Tendo em vista estes elementos, podem-se sugerir pelo menos duas formas de relacionar filosofia e história da filosofia.

I – HISTÓRIA DA FILOSOFIA COMO CENTRO

1. Tomar a história da filosofia como centro, no plano do ensino, significa focalizar os sistemas e autores na ordem histórica do seu desenvolvimento, visando familiarizar os alunos com os problemas e as formas de encaminhamento das soluções. A adoção desta perspectiva oferece, entre outras, as seguintes vantagens:

a) No plano do encadeamento e dos pré-requisitos. Pode facilitar a compreensão das questões na medida em que elas são colocadas no ritmo do próprio debate entre o filósofo e os seus antecessores. Talvez seja mais fácil levar o aluno à compreensão dos conceitos e das soluções, elaborados no âmbito de uma filosofia, quando se mostra de maneira explícita como os problemas e as soluções são suscitados em grande parte por oposição à maneira como os problemas e as soluções foram encaminhados no passado. Isto permite um certo encadeamento didático na visão da história da filosofia que é proporcionada ao aluno. Jamais este encadeamento deve ultrapassar o plano didático e estimular a crença de que as filosofias “saem” umas das outras por relações de oposição, de remanejamento ou de complementação.

b) No plano da progressão das questões. Isto nunca deve ser confundido com o progresso em filosofia. As sucessivas reposições das mesmas questões, no decorrer da história da filosofia, podem ajudar a compreensão das questão em si mesma e assim facilitar a interpretação das diferenças. Por exemplo, quando mostramos que as Ideias em Platão e as Categorias em Aristóteles são elementos concebidos para resolver o problema da fundamentação epistemológica e ontológica da relação de conhecimento, a sequência no estudo das duas soluções e a comparação das duas formas de posição do problema do conhecimento podem facilitar a compreensão de problemas relativos às garantias do conhecimento e identificação do verdadeiro. Da mesma forma, a comparação da subjetividade cartesiana com a noção de sujeito em Kant, através da diferenciação, em termos de estatuto e função, das ideias inatas e da estrutura formal do entendimento, pode facilitar a compreensão de como a modernidade coloca a questão das garantias do conhecimento.

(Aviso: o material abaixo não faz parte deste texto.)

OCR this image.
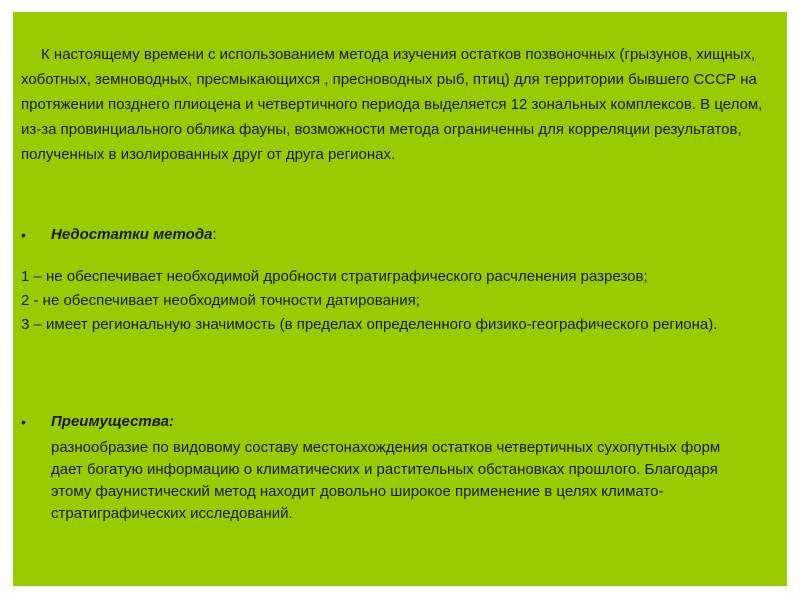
К настоящему времени с использованием метода изучения остатков позвоночных (грызунов, хищных, хоботных, земноводных, пресмыкающихся , пресноводных рыб, птиц) для территории бывшего СССР на протяжении позднего плиоцена и четвертичного периода выделяется 12 зональных комплексов. В целом, из-за провинциального облика фауны, возможности метода ограниченны для корреляции результатов, полученных в изолированных друг от друга регионах.

• Недостатки метода:
1 – не обеспечивает необходимой дробности стратиграфического расчленения разрезов;
2 - не обеспечивает необходимой точности датирования;
3 – имеет региональную значимость (в пределах определенного физико-географического региона).
• Преимущества:

разнообразие по видовому составу местонахождения остатков четвертичных сухопутных форм дает богатую информацию о климатических и растительных обстановках прошлого. Благодаря этому фаунистический метод находит довольно широкое применение в целях климато-стратиграфических исследований.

2. É possível também levantar algumas questões quanto às dificuldades inerentes à adoção desta perspectiva:

a) Ordem cronológica? Esta questão é particularmente difícil. Não só temos que nos haver aqui com o problema da viabilidade prática e didática de um percurso exaustivo da história da filosofia, como também com a dificuldade, muito peculiar à filosofia, de proporcionar a alunos iniciantes uma compreensão razoável da origem da filosofia. Quanto ao primeiro ponto, a impossibilidade de conferir um rendimento mínimo ao aprendizado, quando se faz um percurso exaustivo e rigorosamente cronológico das filosofias, traz consigo o problema do recorte e da seleção. Que critérios devem ser usados para operar este ou aquele recorte? Como contornar o problema dos saltos cronológicos que qualquer recorte impõe? Como reencontrar as questões, quando se examina autores muito distanciados no tempo? Como resolver o problema de vincular diferentes autores a contextos culturais distanciados no tempo? Quanto ao segundo ponto, mais especificamente referido à história da filosofia grega, a questão que se coloca é a da necessidade de se abordar os autores mais antigos, em especial os pré-socráticos, com instrumental interpretativo moderno, que condiciona as diferentes formas de recuperar tentativamente o que teria sido a originalidade do pensamento grego nas suas origens. A abordagem do início da filosofia é talvez aquela que exige mais preparo do ponto de vista do professor e do aluno.

b) Distanciamento e isolamento relativos das questões? A inatualidade é um problema que não pode ser eludido. Chegar à conclusão de que os problemas da filosofia possuem como que duas camadas, uma em que o filósofo expressa o seu pensamento de acordo com as características básicas da visão do mundo de sua época e utilizando o instrumental cultural datado, e outra em que se pode ver, por trás desta camada expressiva, a manutenção das questões relativas ao fundamento da condição humana em seus vários aspectos, é algo que demanda tempo e familiaridade com a filosofia. Não se pode relegar este obstáculo ao mero nível psicológico, uma vez que o distanciamento das questões, ainda que aparente, propicia o desinteresse e o agravamento das dificuldades de compreensão. Também é de se notar que o percurso das filosofias na ordem histórica do seu desenvolvimento, se por um lado pode facilitar a compreensão das questões pela “vizinhança” dos autores e temas tratados, por outro lado, se esta vizinhança não for bem explicitada, poderá ocasionar uma visão absolutamente descontínua da filosofia, aquela que vê cada filósofo como recomeçando “absolutamente” a filosofia. Se por um lado é preciso resguardar a originalidade de cada posição, por outro, não é menos verdade que se trata de reposições e, neste sentido, de reformulações que são feitas no contexto de uma tradição e de uma contemporaneidade.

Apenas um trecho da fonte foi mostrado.